Going to Print With Sonja Ahlers
Going to Print with Sonja Ahlers
Artist Sonja Ahlers has spent decades hunting and gathering the perfect images for the trailblazing body of cut-and-paste work that she began with Temper, Temper and followed up with Fatal Distraction. Ahlers’ work is difficult to categorize, but has sometimes been referred to as “graphic poetry” for its ability to strike at the heart of every subject she turns her eye (and her scissors) to.
In October, Conundrum Press will release Ahlers’ latest work, Swan Song. Part art book, part zine collection, part diary, part graphic novel, but all Sonja Ahlers, Swan Song is a defining work from an artist who pushes the boundaries of what a book can be.
5 Questions with Sonja Ahlers
1. The world has changed a lot since you first published Temper, Temper in the 90’s. How has your work evolved over the years? What do you see as the core elements that will never change?
Looking back, the difference in the work is like night and day but you can still see the threads. I have patterns of losing my voice. It was louder in the 90s at certain points – mainly when I was alone working in a vacuum until that got disrupted. The voice comes and goes and things change and the voice changes. I spent most of Swan Song trying to find my voice again. It’s why one of the last pages is about speaking. ‘How to speak up and not start a war’. It felt good to get back to my black and white work. I felt like I was digging through rubble and picking up the broken pieces and putting everything back together. The folklore of the swan song is that the swan is silent or mute for their lifetime but just before dying, the swan sings a perfect song. As for core elements, I tend to revisit all that is existential but maybe I’ll move on after this.
2. Your work has been described as “graphic poetry.” How would you describe it?
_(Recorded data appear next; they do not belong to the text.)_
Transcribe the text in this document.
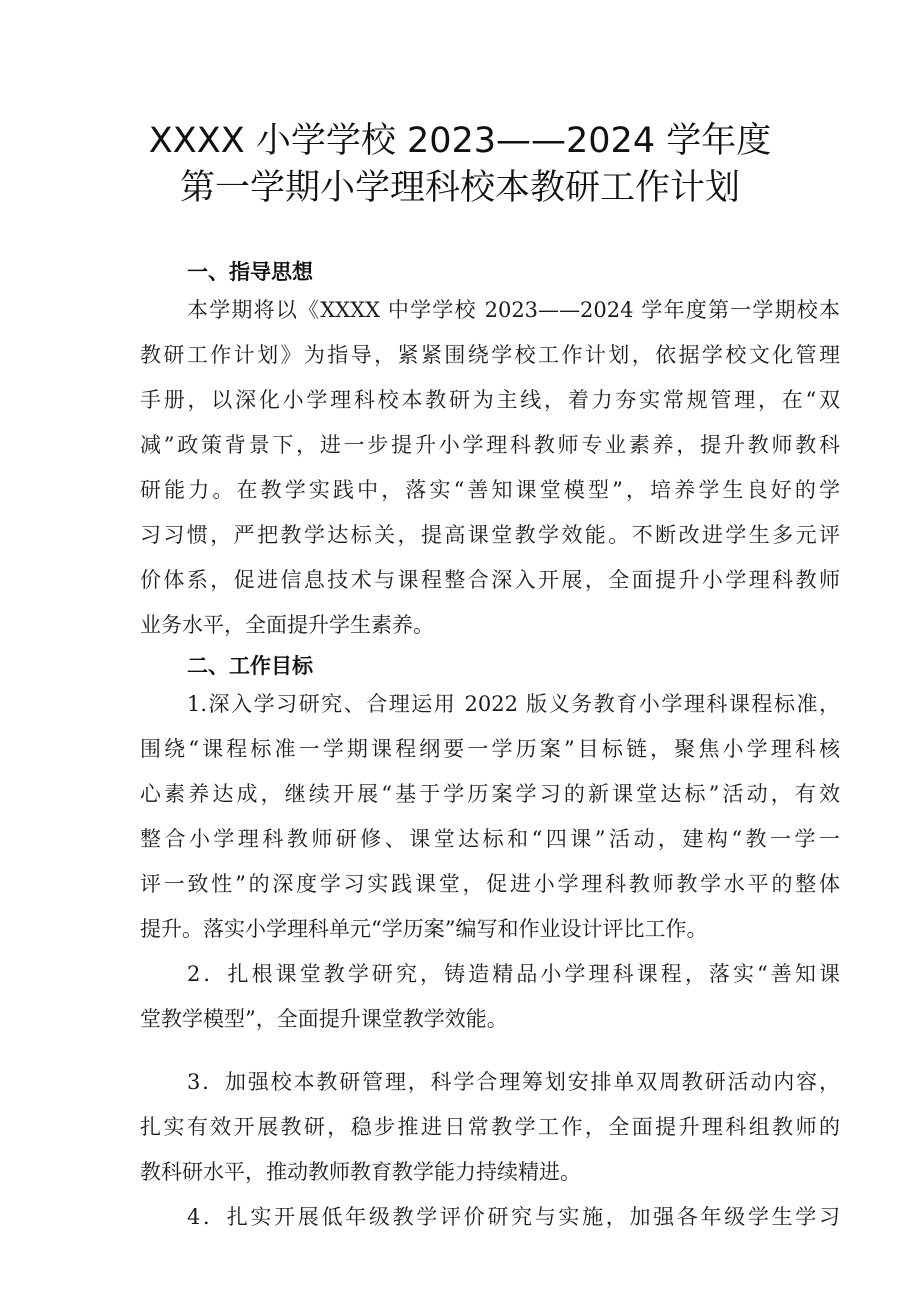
XXXX 小学学校 2023——2024 学年度
第一学期小学理科校本教研工作计划
一、指导思想
本学期将以《XXXX 中学学校 2023——2024 学年度第一学期校本
教研工作计划》为指导，紧紧围绕学校工作计划，依据学校文化管理
手册，以深化小学理科校本教研为主线，着力夯实常规管理，在“双
减”政策背景下，进一步提升小学理科教师专业素养，提升教师教科
研能力。在教学实践中，落实“善知课堂模型”，培养学生良好的学
习习惯，严把教学达标关，提高课堂教学效能。不断改进学生多元评
价体系，促进信息技术与课程整合深入开展，全面提升小学理科教师
业务水平，全面提升学生素养。
二、工作目标
1.深入学习研究、合理运用 2022 版义务教育小学理科课程标准，
围绕“课程标准一学期课程纲要一学历案”目标链，聚焦小学理科核
心素养达成，继续开展“基于学历案学习的新课堂达标”活动，有效
整合小学理科教师研修、课堂达标和“四课”活动，建构“教一学一
评一致性”的深度学习实践课堂，促进小学理科教师教学水平的整体
提升。落实小学理科单元“学历案”编写和作业设计评比工作。
2．扎根课堂教学研究，铸造精品小学理科课程，落实“善知课
堂教学模型”，全面提升课堂教学效能。
3．加强校本教研管理，科学合理筹划安排单双周教研活动内容，
扎实有效开展教研，稳步推进日常教学工作，全面提升理科组教师的
教科研水平，推动教师教育教学能力持续精进。
4．扎实开展低年级教学评价研究与实施，加强各年级学生学习
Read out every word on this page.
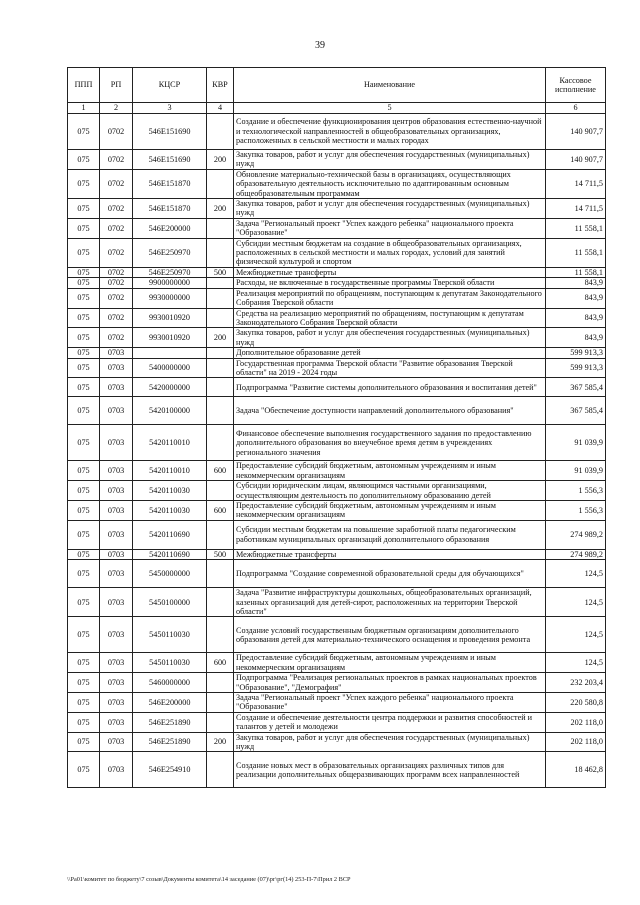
39
ППП	РП	КЦСР	КВР	Наименование	Кассовое исполнение
1	2	3	4	5	6
075	0702	546E151690		Создание и обеспечение функционирования центров образования естественно-научной и технологической направленностей в общеобразовательных организациях, расположенных в сельской местности и малых городах	140 907,7
075	0702	546E151690	200	Закупка товаров, работ и услуг для обеспечения государственных (муниципальных) нужд	140 907,7
075	0702	546E151870		Обновление материально-технической базы в организациях, осуществляющих образовательную деятельность исключительно по адаптированным основным общеобразовательным программам	14 711,5
075	0702	546E151870	200	Закупка товаров, работ и услуг для обеспечения государственных (муниципальных) нужд	14 711,5
075	0702	546E200000		Задача "Региональный проект "Успех каждого ребенка" национального проекта "Образование"	11 558,1
075	0702	546E250970		Субсидии местным бюджетам на создание в общеобразовательных организациях, расположенных в сельской местности и малых городах, условий для занятий физической культурой и спортом	11 558,1
075	0702	546E250970	500	Межбюджетные трансферты	11 558,1
075	0702	9900000000		Расходы, не включенные в государственные программы Тверской области	843,9
075	0702	9930000000		Реализация мероприятий по обращениям, поступающим к депутатам Законодательного Собрания Тверской области	843,9
075	0702	9930010920		Средства на реализацию мероприятий по обращениям, поступающим к депутатам Законодательного Собрания Тверской области	843,9
075	0702	9930010920	200	Закупка товаров, работ и услуг для обеспечения государственных (муниципальных) нужд	843,9
075	0703			Дополнительное образование детей	599 913,3
075	0703	5400000000		Государственная программа Тверской области "Развитие образования Тверской области" на 2019 - 2024 годы	599 913,3
075	0703	5420000000		Подпрограмма "Развитие системы дополнительного образования и воспитания детей"	367 585,4
075	0703	5420100000		Задача "Обеспечение доступности направлений дополнительного образования"	367 585,4
075	0703	5420110010		Финансовое обеспечение выполнения государственного задания по предоставлению дополнительного образования во внеучебное время детям в учреждениях регионального значения	91 039,9
075	0703	5420110010	600	Предоставление субсидий бюджетным, автономным учреждениям и иным некоммерческим организациям	91 039,9
075	0703	5420110030		Субсидии юридическим лицам, являющимся частными организациями, осуществляющим деятельность по дополнительному образованию детей	1 556,3
075	0703	5420110030	600	Предоставление субсидий бюджетным, автономным учреждениям и иным некоммерческим организациям	1 556,3
075	0703	5420110690		Субсидии местным бюджетам на повышение заработной платы педагогическим работникам муниципальных организаций дополнительного образования	274 989,2
075	0703	5420110690	500	Межбюджетные трансферты	274 989,2
075	0703	5450000000		Подпрограмма "Создание современной образовательной среды для обучающихся"	124,5
075	0703	5450100000		Задача "Развитие инфраструктуры дошкольных, общеобразовательных организаций, казенных организаций для детей-сирот, расположенных на территории Тверской области"	124,5
075	0703	5450110030		Создание условий государственным бюджетным организациям дополнительного образования детей для материально-технического оснащения и проведения ремонта	124,5
075	0703	5450110030	600	Предоставление субсидий бюджетным, автономным учреждениям и иным некоммерческим организациям	124,5
075	0703	5460000000		Подпрограмма "Реализация региональных проектов в рамках национальных проектов "Образование", "Демография"	232 203,4
075	0703	546E200000		Задача "Региональный проект "Успех каждого ребенка" национального проекта "Образование"	220 580,8
075	0703	546E251890		Создание и обеспечение деятельности центра поддержки и развития способностей и талантов у детей и молодежи	202 118,0
075	0703	546E251890	200	Закупка товаров, работ и услуг для обеспечения государственных (муниципальных) нужд	202 118,0
075	0703	546E254910		Создание новых мест в образовательных организациях различных типов для реализации дополнительных общеразвивающих программ всех направленностей	18 462,8
\\Pa01\комитет по бюджету\7 созыв\Документы комитета\14 заседание (07)\рг\рг(14) 253-П-7\Прил 2 ВСР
It’s like a film or a record album but in book form. Some of the text is collected lyrics or could be read as script. Now that I’ve completed the book, I can see that I was taking mediums that I consume – music, film, etc – and I made it my own thing. Everyone sees something different in the work and what they see helps me see the work. Half the time I have no idea what I’m doing but I had more control over this material than I have in the past. I had everything on a tight rope. Some parts are loose. I was writing, illustrating, designing and editing myself all at once til the very end.
3. What do you look for in an image? Can you share a bit of your process?
I assembled the book from my archives. I keep binders full of text and images that I collect intuitively over time. It was suggested that I just scan the binder sleeves but I couldn’t do that. I had to push myself as hard as I could to find the book. In the beginning, I was paralyzed, so I dragged my binders to Staples and just started photocopying. I made hundreds of copies. It was one of the only things available to do during quarantine. I just hung out there in a total zone. That’s how I started the editing process. In the end, I barely used any of the photocopies in the book but I knew that by manually handling images, the book pages would present themselves.
I wouldn’t suggest my process to anyone. It can take years off of a life. Some of the pages are really messy but I wanted to share my hand scribble from when I write stuff down really quickly. Then other pages were painstakingly rewritten over and over. There’s one page “It doesn’t take much but you take everything” that I wrote out probably twenty times. I’m still not 100% satisfied with it but it had to end. Every time I wrote out ‘everything’, I was dissatisfied so I ended up using Helvetica typeface on one word and adding an image of a rope and then prayed it would balance out with the facing page which has this beautiful birthday cake from this ancient Fannie Farmer cookbook and my favourite piece of Latin: Disce Mori/learn to die. Of course the original hand script I wrote from the 2010 sketchbook is probably the best version of that line of text, but I was trying to get away from using brush pen. All the different hand scripts are like different voices or moods. They’re like characters made from words instead of drawings.
4. Who inspires you?
I’m more inspired by an artist’s process or a finished product. I consume a lot of pop culture, so I’ll get into a movie or a doc or a series and feel inspired. At the time of writing this, everyone just watched The White Lotus. I find Mike White inspiring. I was inspired by Fiona Apple’s process of writing her last album. I know she spent years working on it and mined her teenage diaries for lyrics. I believe she used her beloved dead dog’s bones to make percussive sounds. If you were to ask me this question in a week, it would be a completely different answer.
5. What do you hope folks take away from Swan Song?
I hope the reader will take the time to let the work speak to them. It’s very layered and nuanced and there are many messages in the layers. The book can be read out of order – you can flip through it however you like. There’s a freedom in that like listening to music. I wanted the images and the text to be super tight and simple because I know how little time we have to ingest data these days. I wanted to go easy on the reader while working with dark matter. I try to make dark matter light. I also hope it’ll inspire others to do their own work.